Any legal challenge to 1L2C already seems dead in the water, partly because Ms. Lam is moving fast to get the project through, using unusual strong-arm tactics.

On Nov. 15, with help from the government-friendly majority in LegCo, she rammed through a nonbinding motion affirming the concept of 1L2C. A few days later, she signed an agreement with the governor of neighboring Guangdong Province to jointly pursue the project. That was the first step in her much advertised three-step plan to implement 1L2C — a plan she wouldn’t ballyhoo so loudly unless she was quite certain it was agreeable to the Chinese government.

Ms. Lam’s next move will be to secure approval for the agreement from the rubber-stamping Standing Committee of the National People’s Council, China’s top-level legislative body. This is expected to happen next month. Ms. Lam will then need to get LegCo to pass implementing legislation — which could be done as soon as February.

The political opposition seems largely powerless to push back, even though 22 legislators (out of a total of 70) have vowed to filibuster any 1L2C bill. And after the National People’s Council speaks, no Hong Kong court is likely to seriously consider any legal challenge to 1L2C. The local judiciary has become compliant: In a protracted controversy over the oaths of office taken by legislators-elect, the High Court endorsed Beijing’s view and disqualified members of the opposition from taking their seats.

And so it may be too late to stop 1L2C. But so be it. The real battle is over Article 23 anyway.

To get any security legislation through LegCo, the government needs only a simple majority. But it currently has that — and it’s revealing, therefore, that it hasn’t yet moved to implement Article 23.

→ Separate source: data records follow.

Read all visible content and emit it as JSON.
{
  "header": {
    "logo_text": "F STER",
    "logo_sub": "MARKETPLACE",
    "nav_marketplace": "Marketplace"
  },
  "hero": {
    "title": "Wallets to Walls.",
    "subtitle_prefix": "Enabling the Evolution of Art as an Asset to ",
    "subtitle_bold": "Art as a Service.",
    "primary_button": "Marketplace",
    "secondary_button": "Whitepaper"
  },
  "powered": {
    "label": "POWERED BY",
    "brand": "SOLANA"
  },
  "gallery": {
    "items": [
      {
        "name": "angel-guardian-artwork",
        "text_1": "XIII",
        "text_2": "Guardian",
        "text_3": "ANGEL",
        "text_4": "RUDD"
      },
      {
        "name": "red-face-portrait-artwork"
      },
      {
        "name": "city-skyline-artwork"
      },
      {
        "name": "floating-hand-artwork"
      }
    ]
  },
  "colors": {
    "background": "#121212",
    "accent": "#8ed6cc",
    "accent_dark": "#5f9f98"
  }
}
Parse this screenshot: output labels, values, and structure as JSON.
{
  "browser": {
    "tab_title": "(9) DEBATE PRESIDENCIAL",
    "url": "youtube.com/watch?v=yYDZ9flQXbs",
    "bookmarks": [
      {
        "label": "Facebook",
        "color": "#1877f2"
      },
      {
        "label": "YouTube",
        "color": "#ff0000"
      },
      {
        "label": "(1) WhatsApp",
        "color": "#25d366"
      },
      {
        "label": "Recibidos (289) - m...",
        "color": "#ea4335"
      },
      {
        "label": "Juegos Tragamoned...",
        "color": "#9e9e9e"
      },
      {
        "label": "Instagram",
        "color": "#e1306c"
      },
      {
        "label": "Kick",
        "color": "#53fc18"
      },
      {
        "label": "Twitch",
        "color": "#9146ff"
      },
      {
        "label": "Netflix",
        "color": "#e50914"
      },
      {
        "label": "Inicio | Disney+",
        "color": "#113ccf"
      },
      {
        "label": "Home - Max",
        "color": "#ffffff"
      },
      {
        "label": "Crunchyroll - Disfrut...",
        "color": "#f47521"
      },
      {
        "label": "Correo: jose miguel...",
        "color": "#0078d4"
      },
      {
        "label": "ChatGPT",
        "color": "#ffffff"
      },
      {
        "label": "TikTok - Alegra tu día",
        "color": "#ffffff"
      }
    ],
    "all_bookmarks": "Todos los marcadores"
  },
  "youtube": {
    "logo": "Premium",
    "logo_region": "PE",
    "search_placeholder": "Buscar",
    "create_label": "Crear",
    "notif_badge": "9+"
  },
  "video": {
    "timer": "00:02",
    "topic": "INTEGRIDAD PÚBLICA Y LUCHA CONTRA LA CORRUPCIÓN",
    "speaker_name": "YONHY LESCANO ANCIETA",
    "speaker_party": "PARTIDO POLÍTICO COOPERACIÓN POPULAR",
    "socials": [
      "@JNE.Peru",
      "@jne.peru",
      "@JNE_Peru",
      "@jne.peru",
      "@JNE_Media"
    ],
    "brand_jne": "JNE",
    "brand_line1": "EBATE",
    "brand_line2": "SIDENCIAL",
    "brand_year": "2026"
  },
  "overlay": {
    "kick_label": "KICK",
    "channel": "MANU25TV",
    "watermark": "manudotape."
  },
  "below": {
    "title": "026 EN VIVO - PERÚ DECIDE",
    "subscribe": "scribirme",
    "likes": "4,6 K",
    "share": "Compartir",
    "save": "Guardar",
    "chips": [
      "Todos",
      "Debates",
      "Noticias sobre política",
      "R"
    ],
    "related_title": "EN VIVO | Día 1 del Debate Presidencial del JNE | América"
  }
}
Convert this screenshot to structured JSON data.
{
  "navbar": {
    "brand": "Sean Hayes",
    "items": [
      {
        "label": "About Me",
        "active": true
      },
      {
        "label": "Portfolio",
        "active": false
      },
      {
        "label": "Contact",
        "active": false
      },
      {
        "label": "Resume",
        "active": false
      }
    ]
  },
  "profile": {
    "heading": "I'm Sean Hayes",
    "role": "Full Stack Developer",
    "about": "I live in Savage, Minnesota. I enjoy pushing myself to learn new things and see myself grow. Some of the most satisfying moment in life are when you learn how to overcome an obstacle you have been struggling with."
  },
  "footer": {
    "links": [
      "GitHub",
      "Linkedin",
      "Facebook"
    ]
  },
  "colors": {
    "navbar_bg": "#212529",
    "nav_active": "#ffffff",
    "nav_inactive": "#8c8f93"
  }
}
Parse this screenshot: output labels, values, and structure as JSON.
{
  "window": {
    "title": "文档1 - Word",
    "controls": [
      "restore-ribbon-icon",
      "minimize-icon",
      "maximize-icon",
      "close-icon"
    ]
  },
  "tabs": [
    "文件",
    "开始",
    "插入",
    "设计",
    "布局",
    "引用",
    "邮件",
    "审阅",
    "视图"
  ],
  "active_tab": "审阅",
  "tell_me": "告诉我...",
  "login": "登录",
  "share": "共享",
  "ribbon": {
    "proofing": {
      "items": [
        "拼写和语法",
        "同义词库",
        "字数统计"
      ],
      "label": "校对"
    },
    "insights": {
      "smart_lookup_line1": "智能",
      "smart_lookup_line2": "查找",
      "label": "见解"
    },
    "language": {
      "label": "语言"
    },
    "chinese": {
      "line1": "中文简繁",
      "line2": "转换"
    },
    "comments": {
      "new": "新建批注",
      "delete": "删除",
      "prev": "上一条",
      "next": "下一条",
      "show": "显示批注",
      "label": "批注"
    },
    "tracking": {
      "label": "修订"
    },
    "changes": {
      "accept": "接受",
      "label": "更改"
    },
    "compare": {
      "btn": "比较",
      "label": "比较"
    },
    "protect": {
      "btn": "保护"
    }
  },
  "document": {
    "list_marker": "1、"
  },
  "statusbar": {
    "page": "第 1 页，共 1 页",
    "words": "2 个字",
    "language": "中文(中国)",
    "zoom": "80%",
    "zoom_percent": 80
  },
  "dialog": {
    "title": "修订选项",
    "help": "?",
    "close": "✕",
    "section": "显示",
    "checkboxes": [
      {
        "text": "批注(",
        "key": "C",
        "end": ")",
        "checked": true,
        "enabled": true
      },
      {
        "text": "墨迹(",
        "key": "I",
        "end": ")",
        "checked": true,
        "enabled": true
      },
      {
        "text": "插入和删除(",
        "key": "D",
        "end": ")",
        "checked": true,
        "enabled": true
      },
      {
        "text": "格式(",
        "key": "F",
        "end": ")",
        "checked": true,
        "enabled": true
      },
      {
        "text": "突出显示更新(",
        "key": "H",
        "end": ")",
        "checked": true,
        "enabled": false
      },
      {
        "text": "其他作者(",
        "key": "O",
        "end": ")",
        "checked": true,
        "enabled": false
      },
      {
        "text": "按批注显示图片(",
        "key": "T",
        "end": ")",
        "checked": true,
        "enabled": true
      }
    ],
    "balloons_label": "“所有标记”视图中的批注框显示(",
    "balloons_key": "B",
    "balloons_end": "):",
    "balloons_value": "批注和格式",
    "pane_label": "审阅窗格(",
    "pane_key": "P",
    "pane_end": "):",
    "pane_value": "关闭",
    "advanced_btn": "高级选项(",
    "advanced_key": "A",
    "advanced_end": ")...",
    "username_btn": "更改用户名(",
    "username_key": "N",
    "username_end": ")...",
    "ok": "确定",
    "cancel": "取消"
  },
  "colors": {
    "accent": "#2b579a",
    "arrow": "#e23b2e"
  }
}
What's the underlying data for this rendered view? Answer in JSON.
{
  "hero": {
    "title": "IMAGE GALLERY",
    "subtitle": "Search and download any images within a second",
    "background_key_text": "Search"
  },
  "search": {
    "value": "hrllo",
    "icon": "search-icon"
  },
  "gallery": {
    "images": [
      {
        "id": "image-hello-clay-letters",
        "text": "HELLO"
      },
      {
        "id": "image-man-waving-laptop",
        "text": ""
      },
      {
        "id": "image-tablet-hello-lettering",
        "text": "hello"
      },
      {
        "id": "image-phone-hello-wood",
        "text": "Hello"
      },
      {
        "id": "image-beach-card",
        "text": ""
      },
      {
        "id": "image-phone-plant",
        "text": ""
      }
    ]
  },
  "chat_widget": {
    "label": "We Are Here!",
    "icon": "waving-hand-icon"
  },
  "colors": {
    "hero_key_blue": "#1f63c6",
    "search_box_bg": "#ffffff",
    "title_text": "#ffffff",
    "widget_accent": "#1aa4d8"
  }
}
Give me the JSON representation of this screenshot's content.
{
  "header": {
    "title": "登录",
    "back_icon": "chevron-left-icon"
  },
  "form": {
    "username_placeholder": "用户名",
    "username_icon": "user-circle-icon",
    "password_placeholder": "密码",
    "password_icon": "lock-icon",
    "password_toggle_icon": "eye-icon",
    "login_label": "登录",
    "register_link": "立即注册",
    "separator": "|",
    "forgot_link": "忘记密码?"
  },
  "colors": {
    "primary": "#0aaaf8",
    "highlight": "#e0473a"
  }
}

A previous administration tried to do just that in 2003, but dropped its proposed bill after half a million Hong Kongers poured into the streets in protest. Subsequent chief executives have all seemed wary of triggering any such demonstrations again, and Ms. Lam is no exception.

Hong Kong democrats should take heart at this reluctance, however momentary: It is a reason for the opposition — especially the younger generation steeled by the Umbrella Revolution — to regroup and for the public to get ready to rally again in defense of Hong Kong’s freedoms.

Yi-Zheng Lian, a commentator on Hong Kong and Asian affairs, is a professor of economics at Yamanashi Gakuin University, in Kofu, Japan.